Hello everybody. I am running some analyses in these days on TCGA data on different types of tumors (BRCA, COAD) with TCGAbiolinks package and I noticed that when I download gene expression data (legacy data = hg19) I have always the same gene that is missing in the gene IDs, which is UHRF1. I used this code:
query.exp <- GDCquery(project = "TCGA-BRCA", legacy = TRUE, data.category = "Gene expression", data.type = "Gene expression quantification", platform = "Illumina HiSeq", file.type = "results", experimental.strategy = "RNA-Seq", sample.type = c("Solid Tissue Normal", "Primary Tumor")) # Collect the barcodes of only TP samples dataTP <- TCGAquery_SampleTypes(getResults(query.exp,cols="cases"),"TP") # Collect the barcodes of only NT samples dataNT <- TCGAquery_SampleTypes(getResults(query.exp,cols="cases"),"NT") # Filter: dataNT.filt <- dataNT[1:50] # keep only 50 normals dataTP.filt <- dataTP[1:50]# keep only 50 tumors exp.barcodes <- c(dataNT.filt, dataTP.filt) query.exp <- GDCquery(project = TCGAprj, legacy = TRUE, data.category = "Gene expression", data.type = "Gene expression quantification", platform = "Illumina HiSeq", file.type = "results", barcode = exp.barcodes, experimental.strategy = "RNA-Seq") GDCdownload(query.exp) BRCA.exp <- GDCprepare(query.exp, save = TRUE, summarizedExperiment = TRUE, save.filename = "BRCAexp.rda") # Prepare expression matrix with geneID in the rows and samples (barcode) in the columns # rsem.genes.results as values BRCAMatrix <- assay(BRCA.exp,"raw_count")
If I inspect BRCAMatrix searching for UHRF1 gene, there is no trace of it (in this matrix, it should be named: "UHRF1|29128" ).
If I perform normalization and then try to search for UHRF1 gene (that now should lack the " |29128" after its name) I get this:
dataNorm <- TCGAanalyze_Normalization(tabDF = BRCA.exp, geneInfo = geneInfo, method = "gcContent") > dataNorm["UHRF1", 1] > Error in dataNorm["UHRF1", 1] : subscript out of bounds
I should expect the corresponding value after normalization but there is no trace of this gene.
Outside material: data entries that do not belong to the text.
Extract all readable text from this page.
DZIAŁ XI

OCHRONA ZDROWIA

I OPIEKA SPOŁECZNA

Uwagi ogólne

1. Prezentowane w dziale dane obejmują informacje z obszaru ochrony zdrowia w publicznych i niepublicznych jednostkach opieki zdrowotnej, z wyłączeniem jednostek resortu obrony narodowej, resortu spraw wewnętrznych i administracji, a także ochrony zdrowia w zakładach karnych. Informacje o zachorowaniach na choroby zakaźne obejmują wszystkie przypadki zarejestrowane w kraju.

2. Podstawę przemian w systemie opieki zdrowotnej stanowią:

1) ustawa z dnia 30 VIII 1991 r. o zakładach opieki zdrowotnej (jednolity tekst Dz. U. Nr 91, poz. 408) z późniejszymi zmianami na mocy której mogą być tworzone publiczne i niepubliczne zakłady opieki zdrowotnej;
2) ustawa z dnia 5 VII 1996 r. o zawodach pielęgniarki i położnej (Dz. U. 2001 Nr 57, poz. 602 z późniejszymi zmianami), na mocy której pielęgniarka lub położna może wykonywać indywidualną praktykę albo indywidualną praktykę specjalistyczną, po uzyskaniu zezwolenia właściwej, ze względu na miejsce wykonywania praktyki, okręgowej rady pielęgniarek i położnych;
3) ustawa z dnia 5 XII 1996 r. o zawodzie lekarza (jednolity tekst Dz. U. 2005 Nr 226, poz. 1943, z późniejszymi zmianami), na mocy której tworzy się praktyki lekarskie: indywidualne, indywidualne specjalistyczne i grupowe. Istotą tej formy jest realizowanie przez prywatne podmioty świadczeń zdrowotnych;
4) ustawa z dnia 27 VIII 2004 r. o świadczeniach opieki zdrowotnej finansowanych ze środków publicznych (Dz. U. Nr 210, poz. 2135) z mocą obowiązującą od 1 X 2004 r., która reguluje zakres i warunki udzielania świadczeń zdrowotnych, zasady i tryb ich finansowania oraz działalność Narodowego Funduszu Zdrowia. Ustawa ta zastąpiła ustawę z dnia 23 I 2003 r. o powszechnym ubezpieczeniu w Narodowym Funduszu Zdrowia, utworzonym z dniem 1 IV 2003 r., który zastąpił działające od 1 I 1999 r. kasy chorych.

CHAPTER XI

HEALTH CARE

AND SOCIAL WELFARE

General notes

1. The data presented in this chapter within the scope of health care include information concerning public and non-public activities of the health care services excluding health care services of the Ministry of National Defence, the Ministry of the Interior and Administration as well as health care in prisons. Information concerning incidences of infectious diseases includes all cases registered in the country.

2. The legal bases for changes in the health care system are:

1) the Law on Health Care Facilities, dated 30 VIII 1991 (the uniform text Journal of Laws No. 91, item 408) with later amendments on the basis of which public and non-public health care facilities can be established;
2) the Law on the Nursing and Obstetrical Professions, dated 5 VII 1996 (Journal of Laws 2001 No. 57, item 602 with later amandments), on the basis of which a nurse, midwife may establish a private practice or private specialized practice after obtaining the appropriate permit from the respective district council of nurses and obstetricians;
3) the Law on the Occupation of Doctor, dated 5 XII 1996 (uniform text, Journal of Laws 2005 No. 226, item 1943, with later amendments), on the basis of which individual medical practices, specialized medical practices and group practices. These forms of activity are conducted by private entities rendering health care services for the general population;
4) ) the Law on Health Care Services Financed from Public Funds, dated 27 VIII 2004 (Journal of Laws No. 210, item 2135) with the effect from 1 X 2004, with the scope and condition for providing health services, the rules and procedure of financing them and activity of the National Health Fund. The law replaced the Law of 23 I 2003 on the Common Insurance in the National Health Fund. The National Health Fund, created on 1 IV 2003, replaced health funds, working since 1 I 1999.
I also searched for UHRF1 aliases (I.e., ICBP90, RNF106, TDRD22, HUHRF1, hUHRF1, Np95, NP95, HuNp95, HNP95, HNp95...) but I wasn't able to find it. I don't know if this is a bug in the code or a problem with GDC, but I am also thinking if there are other genes that are missing... Can somebody help me? Maybe I am doing something wrong or there is another "name" or ID that I should search for.
ps I also wrote a post in the issue section of TCGAbiolinks github page: https://github.com/BioinformaticsFMRP/TCGAbiolinks/issues/454
EDIT 12.03.21: The gene is missing only when using legacy data (hg19), with GCh38 the gene is present.